Né promesse (di permessi aggiuntivi, paghe supplementari, visita del mullah alla loro moschea locale), né suppliche, né l’invio della polizia con minacce di carcerazione e deportazione servirono a convincere i 60 lascari dell’equipaggio a partire; l’unica risposta che continuarono a ripetere fu “Ni jao” (“no andare”) e dopo due ore di tentativi per convincerli dissero tutti che avrebbero preferito finire in carcere ed essere deportati che partire con l’Empire Defender. Quando l’imbarco del carico giunse verso il termine, i lascari trasferirono i loro effetti personali in un vicino magazzino e si prepararono a dormirvi, per evitare che la nave potesse salpare di notte, con loro a bordo, mentre dormivano. A questo punto la compagnia cedette e si mise a cercare un altro equipaggio; ma gli altri lascari presenti nel porto di Glasgow non vollero nemmeno sentir parlare dell’Empire Defender.
Alla fine fu necessario ingaggiare altrettanti marittimi bianchi, pagando ciascuno di loro dieci sterline in contanti perché accettassero di viaggiare nelle sistemazioni dei lascari, ben più spartane di quelle dei marinai europei.

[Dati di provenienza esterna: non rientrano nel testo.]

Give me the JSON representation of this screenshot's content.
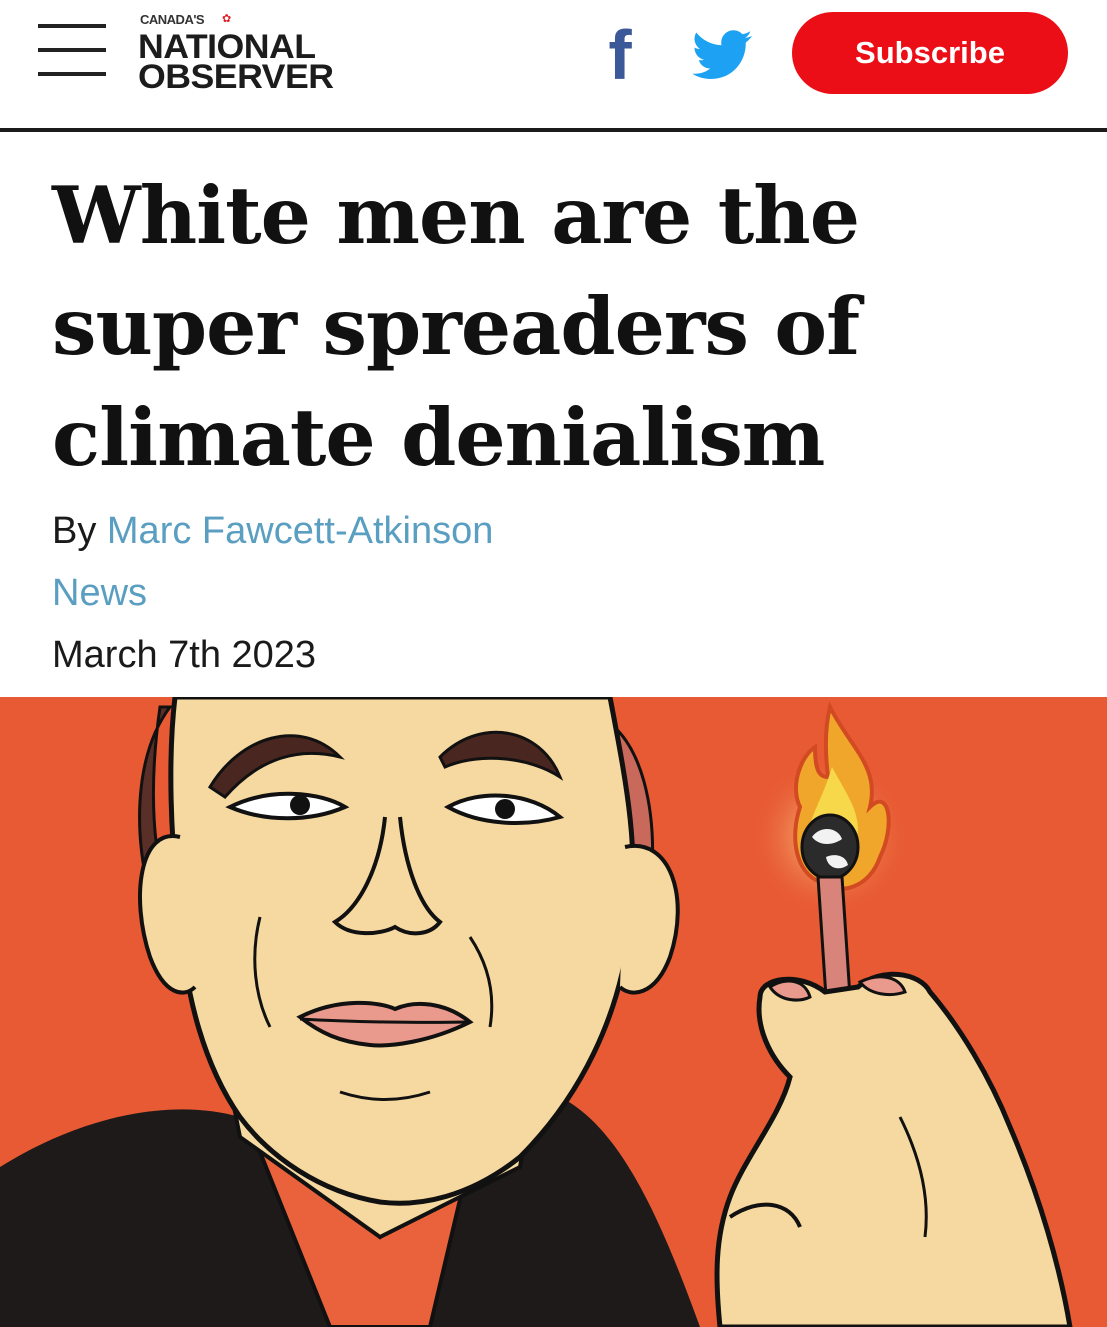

Il mattino del 27 ottobre, alle cinque, l’Empire Defender partì finalmente da Glasgow. Mentre la nave mollava gli ormeggi, il gruppo dei lascari la osservò silenziosamente dal magazzino. Il viaggio del piroscafo sembrò davvero cominciare sotto una cattiva stella: nel partire la poppa della nave urtò un’altra nave ormeggiata vicino, strappandola dagli ormeggi, e nel discendere il Clyde l’Empire Defender ebbe un’avaria al timone che provocò una collisione con un’altra nave che stava venendo rimorchiata verso il molo, con seri danni ad entrambe (d’altra parte, però, queste due collisioni potrebbero essere il frutto di una successiva “infiorettatura” per rendere la “profezia” dei lascari ancora più evidente: nel resoconto del secondo ufficiale dell’Empire Defender, infatti, non si fa parola di questo duplice incidente, ed anzi si dice che il viaggio si svolse senza incidenti fino all’11 novembre). Riparate le avarie, l’Empire Defender ripartì si unì al convoglio OG 76, salpato tre giorni prima da  Milford Haven e che giunse a Gibilterra l’11 novembre. Trenta miglia prima di giungere a Gibilterra, tuttavia, l’Empire Defender e l’Empire Pelican si separarono dal convoglio e proseguirono con la scorta di un solo cacciatorpediniere. Superato lo stretto di Gibilterra quello stesso giorno, i due mercantili si separarono (l’Empire Defender rallentò per fare in modo che l’Empire Pelican avesse un giorno di vantaggio, come programmato; poi assunse una velocità di dieci nodi) ed iniziarono la navigazione verso Malta; mentre era nelle acque della Spagna, l’Empire Defender assunse il nome fittizio di Josina fu verniciata sulle sue murate la bandiera spagnola. Nelle acque della Francia il nome fasullo fu cambiato in Nevada, e sullo scafo fu verniciata la bandiera francese; tutte le mitragliatrici furono rimosse dal ponte. Analogamente cambiarono le bandiere che sventolavano sulla poppa della nave.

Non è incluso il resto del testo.